“Let us run with patience the race that is set before us, looking unto Jesus the author and finisher of our faith; who for the joy that was set before him endured the cross, despising the shame, and is set down at the right hand of the throne of God.“ – Hebrews 12:1, 2.
THE apostle saith, “Let us run.” He has in his mind’s eye the Olympic games, where all the different tribes of Greece were gathered together in general assembly to display the prowess of the race. Among the athletic exercises were foot-races. The apostle makes this foot-race an illustration of the Christian life. We must run with patience along the appointed course if we would win the prize of our high calling.
He stands with us at the starting-point, and earnestly says to us, not “Run,” but, “Let us run.” The apostle himself is at our side as a runner. The presence of such a comrade is most inspiriting. It is good doing good things in good company. “Let us run,” saith he, “with patience the race that is set before us.” Who will back out of a race wherein so great a saint takes his place at our side? …

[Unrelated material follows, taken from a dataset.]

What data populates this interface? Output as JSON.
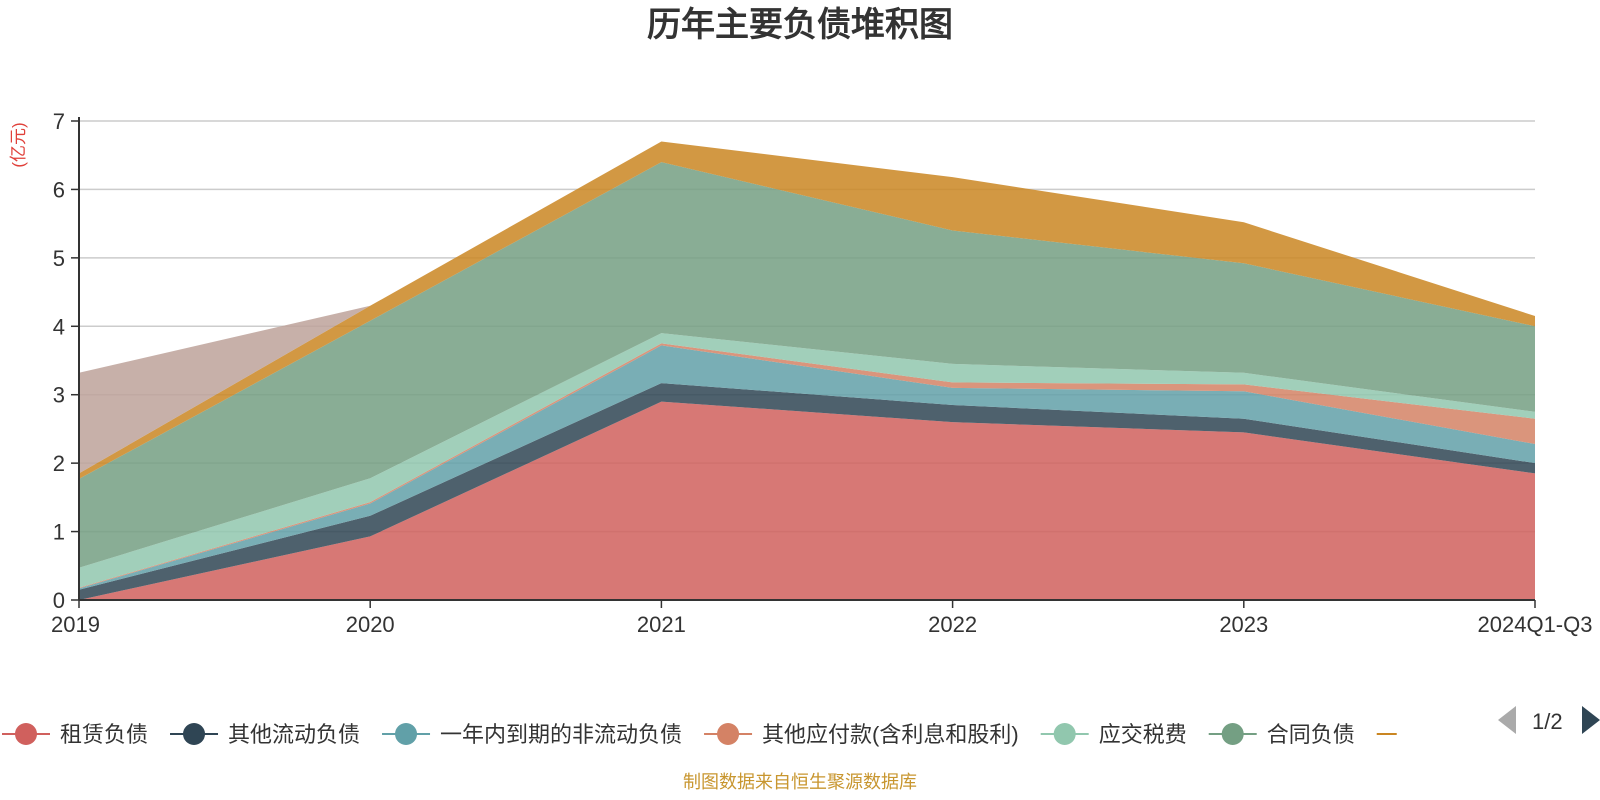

Before we start, with a wave of the hand the apostle directs us to the spectators who throng the sides of the course. There were always such at those races: each city and state yielded its contingent, and the assembled throng watched with eager eye the efforts of those who strove for the mastery. Those who look down upon us from yonder heavens are described as “so great a cloud of witnesses.” These compass us about. Thousands upon thousands, who have run this race before us, and have attained their crowns, behold us from their heavenly seats, and mark how we behave ourselves. This race is worth running, for the eyes of “the nations of them which are saved” are fixed upon us. … Angels, and principalities, and powers, and hosts redeemed by blood, have mustered to behold the glorious spectacle of men agonizing for holiness, and putting forth their utmost strength to copy the Lord Jesus. Ye that are men, now run for it! If there be any spiritual life and gracious strength in you, put it forth to-day; for patriarchs and prophets, saints, martyrs, and apostles look down from heaven upon you.